The HSE is a public service and it is necessary to examine if the use of private providers creates "perverse incentives", he added.

"Is an operating theatre being competed for in a particular institution... I would be starting with the outcome and say 'are we restricting access to the public service which the taxpayer is paying for by some of the things we do?'" he told the Oireachtas Health Committee.

The move will potentially set the HSE on a collision course with consultants, who stand to lose income and be confined to fee-paying patients in private hospitals.

The department is currently considering a report on the proposal and is expected to take the first steps in the process in the autumn.

Questioned by Fianna Fáil TD Stephen Donnelly on the extent of the board's power to sanction or remove under-performing managers, he confirmed it could act if it was felt the health of the population was being put at risk.

It will be important to have the right processes in place to ensure a manager is clear on what they are accountable for, he said.

Asked by Mr Donnelly on how he plans to tackle waiting lists - some of which are worse than in parts of Africa -Mr Devane said he agreed that access was a problem.

There is a need to improve staffing and models of care to bring improvements, he said.

He reiterated the need for the HSE to live within its budget and not to spend "money it does not have".

It is the only way it can make a case to the Government when it asks for more or specific funding. "We want the credibility of saying that 'you gave us money.

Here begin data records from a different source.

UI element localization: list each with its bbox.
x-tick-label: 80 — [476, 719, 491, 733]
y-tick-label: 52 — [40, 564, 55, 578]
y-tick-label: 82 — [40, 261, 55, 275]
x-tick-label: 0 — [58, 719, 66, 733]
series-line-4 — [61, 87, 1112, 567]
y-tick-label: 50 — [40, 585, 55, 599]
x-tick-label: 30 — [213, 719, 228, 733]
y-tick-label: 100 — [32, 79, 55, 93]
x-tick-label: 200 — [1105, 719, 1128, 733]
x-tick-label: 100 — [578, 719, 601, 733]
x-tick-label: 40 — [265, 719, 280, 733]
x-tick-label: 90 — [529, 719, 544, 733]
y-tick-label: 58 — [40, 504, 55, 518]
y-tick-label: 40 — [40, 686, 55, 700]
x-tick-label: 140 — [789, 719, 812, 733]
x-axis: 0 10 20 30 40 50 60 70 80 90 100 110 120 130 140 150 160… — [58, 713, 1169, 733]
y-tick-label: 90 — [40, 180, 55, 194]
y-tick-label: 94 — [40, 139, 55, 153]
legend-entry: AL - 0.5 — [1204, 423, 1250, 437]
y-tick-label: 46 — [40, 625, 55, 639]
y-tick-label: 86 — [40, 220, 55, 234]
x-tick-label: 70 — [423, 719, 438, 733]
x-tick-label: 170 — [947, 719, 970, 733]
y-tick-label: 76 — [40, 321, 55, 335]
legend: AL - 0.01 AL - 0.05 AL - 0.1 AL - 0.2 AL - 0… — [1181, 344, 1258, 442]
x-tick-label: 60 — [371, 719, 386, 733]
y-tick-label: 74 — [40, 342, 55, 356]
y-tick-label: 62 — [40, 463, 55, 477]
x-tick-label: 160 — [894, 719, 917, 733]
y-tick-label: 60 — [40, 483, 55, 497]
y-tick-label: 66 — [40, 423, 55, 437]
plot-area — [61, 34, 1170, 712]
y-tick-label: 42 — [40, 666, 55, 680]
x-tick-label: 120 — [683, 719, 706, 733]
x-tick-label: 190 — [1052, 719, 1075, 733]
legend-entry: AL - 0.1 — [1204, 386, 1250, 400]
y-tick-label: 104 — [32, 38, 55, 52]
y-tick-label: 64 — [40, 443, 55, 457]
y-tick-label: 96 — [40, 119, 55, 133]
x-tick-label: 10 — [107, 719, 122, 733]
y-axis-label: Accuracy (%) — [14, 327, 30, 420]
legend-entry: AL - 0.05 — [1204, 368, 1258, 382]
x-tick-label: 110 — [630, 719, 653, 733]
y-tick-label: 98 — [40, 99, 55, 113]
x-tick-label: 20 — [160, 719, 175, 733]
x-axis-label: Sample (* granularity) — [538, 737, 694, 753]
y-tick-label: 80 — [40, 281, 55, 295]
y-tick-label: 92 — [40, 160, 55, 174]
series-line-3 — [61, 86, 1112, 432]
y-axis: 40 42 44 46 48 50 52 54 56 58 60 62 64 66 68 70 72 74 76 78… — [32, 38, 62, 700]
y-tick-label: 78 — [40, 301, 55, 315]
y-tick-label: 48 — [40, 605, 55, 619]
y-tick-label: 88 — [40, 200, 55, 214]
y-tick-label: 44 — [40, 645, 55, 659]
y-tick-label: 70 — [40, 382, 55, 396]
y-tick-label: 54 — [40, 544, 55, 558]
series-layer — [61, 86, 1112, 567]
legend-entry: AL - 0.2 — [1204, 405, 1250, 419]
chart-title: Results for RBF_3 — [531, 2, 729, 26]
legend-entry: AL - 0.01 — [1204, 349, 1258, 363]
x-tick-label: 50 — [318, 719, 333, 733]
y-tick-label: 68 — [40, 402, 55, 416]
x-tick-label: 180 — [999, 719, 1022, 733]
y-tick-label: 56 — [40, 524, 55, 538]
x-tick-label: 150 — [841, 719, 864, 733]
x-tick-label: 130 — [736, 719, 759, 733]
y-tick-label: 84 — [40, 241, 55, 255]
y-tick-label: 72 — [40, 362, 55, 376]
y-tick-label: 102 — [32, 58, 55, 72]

We spent the money brilliantly'," he said.

"What we cannot do is surprise the Government and say 'we went off and spent anyway'. It is about having a financial grip," said the Dubliner, who is based in the UK.

Earlier this week, it emerged that the new director general of the HSE, Paul Reid, was warned by senior managers that there was a "challenge between safety and cost constraint" and that staffing levels were "too low for safe care in some areas".

Mr Devane said it would be important for the HSE to demonstrate that it had learned from mistakes which have involved patients.

"Get things wrong and people will forgive you, if you learn the lessons," he added.